Pro Tag werden in Berlin rund 160.000 Döner verkauft, wie viele davon aus Hähnchenfleisch sind, ist unklar. Berlin ist mit durchschnittlich 18 Dönerbuden pro 100.000 Einwohner ganz klar Döner-Hauptstadt. Laut dem Experten Ibrahim Ferah gibt es rund 2500 Läden in Berlin. Diese werden von mehr als 30 verschiedenen Produzenten beliefert. Deutschlandweit ist der Markt circa 2,4 Milliarden Euro schwer, das sind rund zwei Drittel des europaweiten Umsatzes.
Deutsches Kultgericht in Polen produziert
Die Dönerspieße – auch die mit Hähnchen – werden jetzt wegen der Lohnkosten größtenteils in Polen produziert, das Fleisch kommt aus den Niederlanden, die Produktionsfirmen sind überwiegend deutsch.

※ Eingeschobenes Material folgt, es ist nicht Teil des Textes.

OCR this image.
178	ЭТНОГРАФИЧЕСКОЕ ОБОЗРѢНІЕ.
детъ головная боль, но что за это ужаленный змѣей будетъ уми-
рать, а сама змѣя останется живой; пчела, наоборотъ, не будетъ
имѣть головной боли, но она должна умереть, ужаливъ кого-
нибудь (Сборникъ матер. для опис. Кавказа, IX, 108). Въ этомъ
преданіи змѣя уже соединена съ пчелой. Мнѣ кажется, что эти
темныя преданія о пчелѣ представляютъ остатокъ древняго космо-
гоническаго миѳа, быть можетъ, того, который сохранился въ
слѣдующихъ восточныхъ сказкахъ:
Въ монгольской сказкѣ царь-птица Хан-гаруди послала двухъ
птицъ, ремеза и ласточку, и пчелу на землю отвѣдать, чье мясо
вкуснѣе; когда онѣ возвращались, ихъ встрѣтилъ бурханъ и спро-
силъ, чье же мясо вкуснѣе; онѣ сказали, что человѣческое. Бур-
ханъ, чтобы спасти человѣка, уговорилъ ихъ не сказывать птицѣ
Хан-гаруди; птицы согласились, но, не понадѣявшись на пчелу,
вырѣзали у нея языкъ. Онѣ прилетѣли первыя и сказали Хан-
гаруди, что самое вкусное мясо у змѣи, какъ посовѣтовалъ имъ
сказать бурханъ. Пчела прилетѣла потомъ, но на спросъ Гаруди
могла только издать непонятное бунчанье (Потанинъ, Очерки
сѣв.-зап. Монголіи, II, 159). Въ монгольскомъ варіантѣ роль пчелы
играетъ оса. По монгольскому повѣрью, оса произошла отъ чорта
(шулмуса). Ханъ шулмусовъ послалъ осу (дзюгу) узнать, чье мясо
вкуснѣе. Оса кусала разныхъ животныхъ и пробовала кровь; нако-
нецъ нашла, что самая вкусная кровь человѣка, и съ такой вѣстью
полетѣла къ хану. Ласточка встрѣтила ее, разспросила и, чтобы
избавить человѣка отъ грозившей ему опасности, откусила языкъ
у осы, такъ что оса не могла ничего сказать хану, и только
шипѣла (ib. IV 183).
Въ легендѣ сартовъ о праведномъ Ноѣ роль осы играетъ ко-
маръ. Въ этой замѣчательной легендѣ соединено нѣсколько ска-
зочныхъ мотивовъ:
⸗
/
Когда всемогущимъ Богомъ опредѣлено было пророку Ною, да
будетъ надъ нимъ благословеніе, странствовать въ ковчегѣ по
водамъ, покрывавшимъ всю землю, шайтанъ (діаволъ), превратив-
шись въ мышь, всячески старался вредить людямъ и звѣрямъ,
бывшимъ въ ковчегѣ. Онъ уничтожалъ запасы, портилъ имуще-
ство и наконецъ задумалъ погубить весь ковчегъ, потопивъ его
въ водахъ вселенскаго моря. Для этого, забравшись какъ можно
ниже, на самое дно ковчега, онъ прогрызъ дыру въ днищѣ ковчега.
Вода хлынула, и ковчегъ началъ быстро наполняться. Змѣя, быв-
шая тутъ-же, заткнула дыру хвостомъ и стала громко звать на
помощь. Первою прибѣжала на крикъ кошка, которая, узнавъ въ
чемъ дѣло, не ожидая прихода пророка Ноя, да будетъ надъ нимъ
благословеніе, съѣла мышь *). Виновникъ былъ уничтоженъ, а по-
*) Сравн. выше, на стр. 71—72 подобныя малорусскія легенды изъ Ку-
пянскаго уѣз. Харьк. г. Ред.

Es ist ein europäisches Erfolgsprodukt mit immer mehr internationaler Anerkennung. Mit Saudi-Arabien, England und sogar der Türkei werden neue Märkte für den Döner-Kebab, den „Drehspieß“ aus Berlin erschlossen. Das türkisch-deutsche Kultgericht gilt als günstiger Sattmacher, doch schon lange kämpfen Vertreter der Branche um ein besseres Image für den Döner. Seit dem letzten Gammelfleischskandal 2007 hat sich einiges geändert, das will man geltend machen. Droht jetzt die nächste Infektionswelle, diesmal vom Geflügel-Döner?
Mehrere Eigentümer von Dönerimbissen in Neukölln, Kreuzberg und Moabit sagen gegenüber der Berliner Zeitung, dass sie keinen Rückgang an Kundschaft feststellen konnten. Die Alternative zum Lammfleisch-Döner ist populär, die „Chicken-Variante“ wird auch von vielen Herstellern als „kalorienbewusste Option“ beworben.
Neco vom Döner-Turm an der U-Bahn-Station Turmstraße in Moabit ist entspannt. Sein Laden benutze keine Fleischspieße aus Polen, sagt er. „Wir haben so was nicht nötig.“ Er zeigt auf ein Zertifikat, das an einem kleinen Stand neben der Theke hängt. Dort sollen die genauen Zutaten und die Herkunft des Dönerfleisches nachgewiesen sein. Neco verkauft seit zwölf Jahren Döner in Berlin und hat noch nie von Gesundheitsproblemen seiner Kunden gehört.